14 Aug

What is Wisdom Tooth Impaction

Any mention of wisdom teeth is usually met with sighs and groans and this is because they are known to cause pain and problems. The wisdom teeth, also known as the third molars, are the last teeth to develop and as a result there is sometimes not enough room in the jaw for them to grow properly. If this is the case, the teeth can be very painful and become impacted.
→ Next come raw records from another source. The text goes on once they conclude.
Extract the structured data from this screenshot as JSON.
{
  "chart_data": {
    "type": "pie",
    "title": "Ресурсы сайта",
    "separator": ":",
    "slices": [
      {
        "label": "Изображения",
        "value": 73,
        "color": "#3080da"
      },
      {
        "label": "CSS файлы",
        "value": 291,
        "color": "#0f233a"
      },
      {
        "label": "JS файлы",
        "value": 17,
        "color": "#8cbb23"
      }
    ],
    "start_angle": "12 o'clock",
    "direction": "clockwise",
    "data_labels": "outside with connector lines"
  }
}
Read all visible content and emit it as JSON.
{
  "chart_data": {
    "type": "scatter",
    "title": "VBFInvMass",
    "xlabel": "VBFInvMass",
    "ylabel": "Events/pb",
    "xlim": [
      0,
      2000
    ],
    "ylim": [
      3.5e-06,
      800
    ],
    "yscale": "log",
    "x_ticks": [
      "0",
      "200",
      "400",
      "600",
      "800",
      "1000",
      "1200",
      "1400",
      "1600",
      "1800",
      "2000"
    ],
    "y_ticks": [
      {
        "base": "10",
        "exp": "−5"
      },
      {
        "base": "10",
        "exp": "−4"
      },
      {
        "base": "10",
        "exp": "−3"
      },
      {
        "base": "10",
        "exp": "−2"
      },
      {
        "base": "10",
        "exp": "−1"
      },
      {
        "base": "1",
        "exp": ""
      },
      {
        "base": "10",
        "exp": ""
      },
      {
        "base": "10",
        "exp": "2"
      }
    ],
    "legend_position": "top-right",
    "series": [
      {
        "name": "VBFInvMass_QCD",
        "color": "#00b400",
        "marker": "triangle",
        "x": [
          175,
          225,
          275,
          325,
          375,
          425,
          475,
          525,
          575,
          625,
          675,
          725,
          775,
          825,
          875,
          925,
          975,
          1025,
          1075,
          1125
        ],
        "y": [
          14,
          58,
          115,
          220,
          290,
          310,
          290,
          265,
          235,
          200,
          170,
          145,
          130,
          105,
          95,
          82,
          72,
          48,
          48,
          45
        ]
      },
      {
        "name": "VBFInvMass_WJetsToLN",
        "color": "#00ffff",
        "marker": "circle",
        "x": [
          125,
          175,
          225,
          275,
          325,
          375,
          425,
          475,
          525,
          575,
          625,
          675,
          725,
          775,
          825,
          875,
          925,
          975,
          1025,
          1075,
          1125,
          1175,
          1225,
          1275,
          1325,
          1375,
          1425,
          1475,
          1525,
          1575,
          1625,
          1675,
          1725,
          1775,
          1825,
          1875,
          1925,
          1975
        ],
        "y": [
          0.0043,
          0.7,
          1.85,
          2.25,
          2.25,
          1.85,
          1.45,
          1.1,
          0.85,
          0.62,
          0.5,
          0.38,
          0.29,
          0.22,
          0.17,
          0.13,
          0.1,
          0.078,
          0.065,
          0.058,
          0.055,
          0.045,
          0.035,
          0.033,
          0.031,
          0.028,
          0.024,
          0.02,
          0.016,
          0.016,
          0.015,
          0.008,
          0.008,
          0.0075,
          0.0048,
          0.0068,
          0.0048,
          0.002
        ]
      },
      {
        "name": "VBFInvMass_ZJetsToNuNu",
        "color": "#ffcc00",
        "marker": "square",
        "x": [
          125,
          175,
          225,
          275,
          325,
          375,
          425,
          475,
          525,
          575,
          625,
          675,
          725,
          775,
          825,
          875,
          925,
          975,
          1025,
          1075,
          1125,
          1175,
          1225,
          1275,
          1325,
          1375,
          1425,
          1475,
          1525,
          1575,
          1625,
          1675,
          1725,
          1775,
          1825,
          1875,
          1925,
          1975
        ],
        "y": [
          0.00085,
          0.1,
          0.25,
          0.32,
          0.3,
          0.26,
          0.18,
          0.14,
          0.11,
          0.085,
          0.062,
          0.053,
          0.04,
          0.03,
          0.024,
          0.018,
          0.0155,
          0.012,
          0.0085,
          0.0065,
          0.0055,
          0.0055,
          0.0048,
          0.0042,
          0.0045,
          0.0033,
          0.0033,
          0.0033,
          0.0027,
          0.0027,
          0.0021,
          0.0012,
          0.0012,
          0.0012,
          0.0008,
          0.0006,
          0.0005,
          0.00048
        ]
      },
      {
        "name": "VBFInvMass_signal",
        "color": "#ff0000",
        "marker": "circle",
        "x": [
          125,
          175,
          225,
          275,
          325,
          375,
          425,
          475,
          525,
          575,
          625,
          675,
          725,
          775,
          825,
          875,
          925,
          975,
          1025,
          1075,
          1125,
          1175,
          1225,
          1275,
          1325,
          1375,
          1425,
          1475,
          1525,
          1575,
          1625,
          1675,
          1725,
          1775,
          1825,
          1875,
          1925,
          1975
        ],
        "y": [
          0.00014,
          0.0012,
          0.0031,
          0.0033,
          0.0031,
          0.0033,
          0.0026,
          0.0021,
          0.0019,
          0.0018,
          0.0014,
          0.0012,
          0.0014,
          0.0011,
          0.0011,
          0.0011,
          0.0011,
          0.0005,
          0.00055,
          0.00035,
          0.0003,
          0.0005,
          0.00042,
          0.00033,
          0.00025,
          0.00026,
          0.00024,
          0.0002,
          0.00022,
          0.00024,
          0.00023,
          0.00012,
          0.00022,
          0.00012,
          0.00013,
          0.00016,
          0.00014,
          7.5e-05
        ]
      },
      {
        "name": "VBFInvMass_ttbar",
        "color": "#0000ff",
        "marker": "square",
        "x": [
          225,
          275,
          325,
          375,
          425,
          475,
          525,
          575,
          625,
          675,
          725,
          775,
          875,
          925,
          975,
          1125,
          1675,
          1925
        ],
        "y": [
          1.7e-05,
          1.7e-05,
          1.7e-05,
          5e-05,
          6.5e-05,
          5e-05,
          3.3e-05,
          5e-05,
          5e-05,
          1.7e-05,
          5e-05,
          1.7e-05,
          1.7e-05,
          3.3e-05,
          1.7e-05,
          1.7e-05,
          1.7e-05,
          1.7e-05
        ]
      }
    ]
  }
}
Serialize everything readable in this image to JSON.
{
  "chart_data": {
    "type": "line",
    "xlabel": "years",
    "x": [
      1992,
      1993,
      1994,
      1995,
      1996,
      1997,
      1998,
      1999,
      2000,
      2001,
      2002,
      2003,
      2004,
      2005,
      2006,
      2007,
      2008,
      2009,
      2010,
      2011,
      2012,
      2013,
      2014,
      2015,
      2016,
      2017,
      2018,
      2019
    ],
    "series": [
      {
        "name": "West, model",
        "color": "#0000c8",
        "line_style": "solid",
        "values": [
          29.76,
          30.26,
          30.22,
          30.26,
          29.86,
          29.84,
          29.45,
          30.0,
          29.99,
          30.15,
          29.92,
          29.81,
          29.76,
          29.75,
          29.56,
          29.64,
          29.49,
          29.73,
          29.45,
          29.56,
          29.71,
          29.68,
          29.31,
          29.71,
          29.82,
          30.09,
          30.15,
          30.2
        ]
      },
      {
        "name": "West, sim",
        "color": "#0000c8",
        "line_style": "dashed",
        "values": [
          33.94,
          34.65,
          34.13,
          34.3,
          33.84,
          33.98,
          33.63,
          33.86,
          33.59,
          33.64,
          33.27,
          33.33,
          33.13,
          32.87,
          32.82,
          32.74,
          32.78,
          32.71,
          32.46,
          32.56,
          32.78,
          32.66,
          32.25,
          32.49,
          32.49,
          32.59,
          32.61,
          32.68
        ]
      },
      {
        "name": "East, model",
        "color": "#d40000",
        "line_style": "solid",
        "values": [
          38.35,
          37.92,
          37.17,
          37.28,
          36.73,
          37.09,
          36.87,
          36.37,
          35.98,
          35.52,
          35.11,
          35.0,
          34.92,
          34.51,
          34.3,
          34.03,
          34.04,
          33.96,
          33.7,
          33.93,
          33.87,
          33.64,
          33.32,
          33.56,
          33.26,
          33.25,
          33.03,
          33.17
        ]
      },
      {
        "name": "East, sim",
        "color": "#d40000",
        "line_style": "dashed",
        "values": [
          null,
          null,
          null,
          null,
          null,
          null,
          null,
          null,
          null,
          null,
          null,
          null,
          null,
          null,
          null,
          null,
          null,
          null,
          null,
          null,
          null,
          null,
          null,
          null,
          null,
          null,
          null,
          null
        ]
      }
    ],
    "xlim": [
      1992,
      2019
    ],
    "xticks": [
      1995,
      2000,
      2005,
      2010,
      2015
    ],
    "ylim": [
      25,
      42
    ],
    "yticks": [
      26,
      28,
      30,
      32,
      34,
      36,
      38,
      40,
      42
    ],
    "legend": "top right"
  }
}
What is an impacted wisdom tooth?

There are four wisdom teeth in total, one located in each corner. In many cases, the teeth erupt and grow without any issues, but sometimes they can be troublesome. An impacted wisdom tooth is often a cause for extraction, as the wisdom teeth are not essential and it is better to take them out if they are causing you pain and grief. An impacted tooth is a tooth that has grown against the neighbouring tooth or at an angle. This is a result of a lack of space in the jaw, which prevents the tooth from growing straight down. Signs of impaction include inflammation, pain and an increased risk of infection. Impacted teeth are difficult to keep clean and this increases the risk of halitosis (bad breath), decay and oral infections that may result in the development of abscesses.

Wisdom tooth extraction

If a wisdom tooth is causing pain, is impacted or has become infected or decayed, it is usually best to extract it. Extracting the tooth reduces the risk of infection spreading and also helps to protect the neighbouring teeth.
Wisdom tooth extraction is essentially very similar to normal tooth extraction. However, it can sometimes be more complex due to the location of the teeth, which are harder to reach than our other teeth. As a result, wisdom tooth extraction is often carried out by dentists with advanced training in oral surgery.
We recognise that having wisdom teeth extracted can be a very daunting prospect and we offer treatment under local anaesthetic or sedation. Sedation is beneficial for anxious patients because it helps to reduce anxiety and make you feel calm, as well as preventing discomfort. If you would like to consider sedation, your dentist will discuss the process with you and explain how it works and what exactly it involves.